井上さん:極端な話ですが、成長したい人は「自分が成長できるプロジェクトをやりたい」と言ったりします。たとえば、「英語力を伸ばしたいので、英語を使えるプロジェクトをやらせてください」などですね。
一方で、貢献を意識している人は、そういった選り好みはあまりしません。任されたプロジェクトを精一杯がんばるでしょう。
―――面談などで「どんな仕事をしたいか」と聞かれることも多いと思います。どんな仕事だと自分が一番貢献できるか、それを見つける方法はありますか?
井上さん:なかなか難しい問題ですが、「○○をできるようになりたい」という自分の願望ではなく、「役に立ちたい」という貢献の気持ちで仕事をしていれば、会社やチームで自分が何を求められているのかがだんだんわかってくると思います。

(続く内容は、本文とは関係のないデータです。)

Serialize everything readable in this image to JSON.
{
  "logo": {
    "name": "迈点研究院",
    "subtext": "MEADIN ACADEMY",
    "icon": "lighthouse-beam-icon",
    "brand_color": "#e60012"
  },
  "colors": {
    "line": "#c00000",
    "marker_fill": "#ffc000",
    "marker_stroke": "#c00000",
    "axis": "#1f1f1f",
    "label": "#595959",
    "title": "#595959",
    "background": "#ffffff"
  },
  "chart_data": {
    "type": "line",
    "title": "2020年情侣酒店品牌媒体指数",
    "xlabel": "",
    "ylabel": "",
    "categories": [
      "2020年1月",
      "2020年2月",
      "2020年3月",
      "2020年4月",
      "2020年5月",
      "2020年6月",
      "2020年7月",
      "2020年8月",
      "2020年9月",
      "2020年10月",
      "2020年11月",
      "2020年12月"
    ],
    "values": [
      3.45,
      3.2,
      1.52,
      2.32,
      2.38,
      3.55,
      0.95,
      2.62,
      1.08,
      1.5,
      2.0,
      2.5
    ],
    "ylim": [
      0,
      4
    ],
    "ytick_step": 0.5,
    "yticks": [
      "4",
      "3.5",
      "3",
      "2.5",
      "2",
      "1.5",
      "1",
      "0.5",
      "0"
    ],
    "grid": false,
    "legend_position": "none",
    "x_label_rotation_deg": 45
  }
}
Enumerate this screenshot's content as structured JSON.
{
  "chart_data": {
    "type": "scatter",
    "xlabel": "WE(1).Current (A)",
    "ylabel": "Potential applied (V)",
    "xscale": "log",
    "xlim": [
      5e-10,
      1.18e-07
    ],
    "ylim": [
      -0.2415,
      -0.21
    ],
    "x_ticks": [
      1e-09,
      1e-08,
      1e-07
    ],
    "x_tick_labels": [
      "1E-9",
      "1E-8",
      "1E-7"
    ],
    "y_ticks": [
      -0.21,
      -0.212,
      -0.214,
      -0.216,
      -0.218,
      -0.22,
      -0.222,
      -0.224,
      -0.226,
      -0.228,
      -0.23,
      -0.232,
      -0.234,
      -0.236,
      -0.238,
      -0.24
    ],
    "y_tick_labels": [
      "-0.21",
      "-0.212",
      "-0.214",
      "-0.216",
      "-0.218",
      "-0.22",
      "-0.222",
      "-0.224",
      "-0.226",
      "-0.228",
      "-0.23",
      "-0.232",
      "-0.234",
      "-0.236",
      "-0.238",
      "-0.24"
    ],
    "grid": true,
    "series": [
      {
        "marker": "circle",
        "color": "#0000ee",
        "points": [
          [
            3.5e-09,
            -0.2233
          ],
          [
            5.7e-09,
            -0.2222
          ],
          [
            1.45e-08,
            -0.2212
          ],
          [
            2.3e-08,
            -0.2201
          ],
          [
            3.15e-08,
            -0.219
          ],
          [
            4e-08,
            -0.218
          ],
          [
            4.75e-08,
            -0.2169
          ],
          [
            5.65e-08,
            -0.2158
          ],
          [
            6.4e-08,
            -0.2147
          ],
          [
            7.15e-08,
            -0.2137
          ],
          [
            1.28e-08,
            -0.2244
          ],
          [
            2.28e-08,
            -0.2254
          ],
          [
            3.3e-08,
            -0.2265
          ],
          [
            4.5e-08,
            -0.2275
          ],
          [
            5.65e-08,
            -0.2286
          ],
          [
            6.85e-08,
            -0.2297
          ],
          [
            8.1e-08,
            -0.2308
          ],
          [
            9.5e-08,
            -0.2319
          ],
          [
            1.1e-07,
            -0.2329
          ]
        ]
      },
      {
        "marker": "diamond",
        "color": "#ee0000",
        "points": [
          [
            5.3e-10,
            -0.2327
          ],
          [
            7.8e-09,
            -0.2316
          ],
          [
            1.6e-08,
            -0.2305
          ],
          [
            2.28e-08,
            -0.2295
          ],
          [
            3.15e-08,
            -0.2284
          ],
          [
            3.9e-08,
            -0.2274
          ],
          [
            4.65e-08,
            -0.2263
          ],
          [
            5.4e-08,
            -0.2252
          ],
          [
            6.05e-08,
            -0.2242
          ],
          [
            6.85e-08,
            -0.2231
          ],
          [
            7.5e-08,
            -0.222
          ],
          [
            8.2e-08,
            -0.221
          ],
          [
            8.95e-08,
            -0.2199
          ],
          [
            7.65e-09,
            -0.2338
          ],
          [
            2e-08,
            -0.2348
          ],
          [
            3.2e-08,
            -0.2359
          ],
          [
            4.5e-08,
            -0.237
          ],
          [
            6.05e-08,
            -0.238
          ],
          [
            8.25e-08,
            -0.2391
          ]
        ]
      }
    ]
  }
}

もしわからない時には、「直属の上司の役に立つ」ことに集中するといいと思います。自分の仕事を見た上司の反応を観察していけば、自分がいちばん貢献できる仕事が、徐々に見えてくるでしょう。
会社やチームを好きになることが大切?
―――「貢献したい」という気持ちになるには、会社やチームのことが好きでないと、なかなか難しい気がします。
井上さん:それは非常に大事です。貢献したいという気持ちは、その会社やチームが好きであればあるほど生まれやすいものでしょう。
そのためにも、カルチャーフィットが重要になります。価値観や文化が合っている会社の方が好きな気持ちも強化されやすいですし、評価もされやすいので自信を深めやすく、結果、パフォーマンスも出しやすくなります。
―――「この会社は自分に合うはず」と思って入社したら、思っていたのと違ったというパターンも多いと思うのですが、カルチャーフィットする会社を見つけるためのコツはあるのでしょうか。
井上さん:実際には、なかなか難しいと思います。
一言に「カルチャー」と言っても、「会社全体のカルチャー」と「部署やチームのカルチャー」が同じとは限りません。むしろ、違うことの方が普通だったりします。ですから、会社全体のカルチャーが自分に合っていると感じても、配属された部署やチームのカルチャーは全然違った、ということは起こりえます。上司やチームリーダーが変わった途端に、カルチャーが変わることもあるでしょう。